GuangJian's DeFakerOne unifies fake image detection across all forgery types
New model beats 48 benchmarks, detects and localizes fakes from GPT-Image-2 and beyond.
The rapid evolution of generative AI has created a paradoxical gap: while forgery techniques across document editing, natural image manipulation, DeepFakes, and full-AIGC synthesis are converging, existing fake image detection and localization (FIDL) research remains domain-specific and fragmented. The GuangJian Team proposes DeFakerOne to solve this mismatch. The model is a data-centric, unified FIDL foundation that integrates InternVL2 (vision-language backbone) with SAM2 (segmentation) to perform simultaneous image-level detection and pixel-level localization across all forgery types. This design allows it to understand and exploit cross-domain artifact patterns rather than being limited to a single manipulation class.
DeFakerOne demonstrates state-of-the-art performance on a massive scale: 39 forgery detection benchmarks and 9 localization benchmarks, outperforming prior baselines. Notably, it shows superior robustness against real-world perturbations and modern generators like GPT-Image-2. The paper also systematically analyzes data scaling laws, cross-domain artifact transfer and interference, the necessity of fine-grained supervision, and the importance of preserving original resolution artifacts. These insights provide design principles for building scalable, robust, and truly unified FIDL systems as generative AI continues to evolve.

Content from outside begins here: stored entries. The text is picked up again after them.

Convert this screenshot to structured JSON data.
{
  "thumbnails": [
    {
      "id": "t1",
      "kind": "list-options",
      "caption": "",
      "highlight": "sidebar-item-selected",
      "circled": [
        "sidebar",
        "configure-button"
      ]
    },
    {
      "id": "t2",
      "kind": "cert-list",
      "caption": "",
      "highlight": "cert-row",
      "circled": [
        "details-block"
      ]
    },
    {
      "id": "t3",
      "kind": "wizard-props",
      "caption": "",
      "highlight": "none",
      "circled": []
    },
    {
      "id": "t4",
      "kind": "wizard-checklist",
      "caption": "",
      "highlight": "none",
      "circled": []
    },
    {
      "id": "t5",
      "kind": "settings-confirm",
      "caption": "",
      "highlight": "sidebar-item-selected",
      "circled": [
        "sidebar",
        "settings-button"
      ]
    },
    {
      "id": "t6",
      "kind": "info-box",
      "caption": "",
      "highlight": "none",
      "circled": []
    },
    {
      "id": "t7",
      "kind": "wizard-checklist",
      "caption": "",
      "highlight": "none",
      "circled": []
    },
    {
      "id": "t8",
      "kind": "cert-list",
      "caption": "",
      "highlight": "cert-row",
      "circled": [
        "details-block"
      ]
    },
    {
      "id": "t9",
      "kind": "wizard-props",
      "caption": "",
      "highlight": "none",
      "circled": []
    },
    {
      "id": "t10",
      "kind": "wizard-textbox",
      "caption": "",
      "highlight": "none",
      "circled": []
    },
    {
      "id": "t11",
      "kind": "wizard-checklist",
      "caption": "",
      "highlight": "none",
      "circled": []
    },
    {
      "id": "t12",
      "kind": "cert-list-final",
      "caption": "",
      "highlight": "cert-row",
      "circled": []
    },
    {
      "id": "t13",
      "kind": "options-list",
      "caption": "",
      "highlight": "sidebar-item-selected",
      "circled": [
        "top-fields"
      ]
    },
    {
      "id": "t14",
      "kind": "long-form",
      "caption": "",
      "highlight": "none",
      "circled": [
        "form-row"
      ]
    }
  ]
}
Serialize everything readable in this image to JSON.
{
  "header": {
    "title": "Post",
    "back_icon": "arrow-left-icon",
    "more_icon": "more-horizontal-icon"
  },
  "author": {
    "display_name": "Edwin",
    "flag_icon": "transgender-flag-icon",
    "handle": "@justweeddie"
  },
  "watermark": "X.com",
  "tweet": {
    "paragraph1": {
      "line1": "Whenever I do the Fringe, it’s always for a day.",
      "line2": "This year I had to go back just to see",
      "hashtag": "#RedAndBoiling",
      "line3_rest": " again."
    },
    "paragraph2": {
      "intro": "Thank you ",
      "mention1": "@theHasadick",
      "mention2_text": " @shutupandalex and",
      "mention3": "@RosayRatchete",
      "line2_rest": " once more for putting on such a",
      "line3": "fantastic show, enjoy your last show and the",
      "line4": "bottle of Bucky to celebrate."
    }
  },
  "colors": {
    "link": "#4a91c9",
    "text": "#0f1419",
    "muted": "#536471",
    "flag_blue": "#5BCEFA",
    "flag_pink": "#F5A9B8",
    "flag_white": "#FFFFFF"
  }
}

- Integrates InternVL2 and SAM2 for simultaneous fake detection and pixel-level localization across all forgery domains.
- Achieves state-of-the-art on 39 detection benchmarks and 9 localization benchmarks.
- Robust against GPT-Image-2 and real-world perturbations, with analysis of data scaling and cross-domain artifact transfer.
Why It Matters
Unified detection across all image forgery types is critical as AI-generated content becomes indistinguishable from real.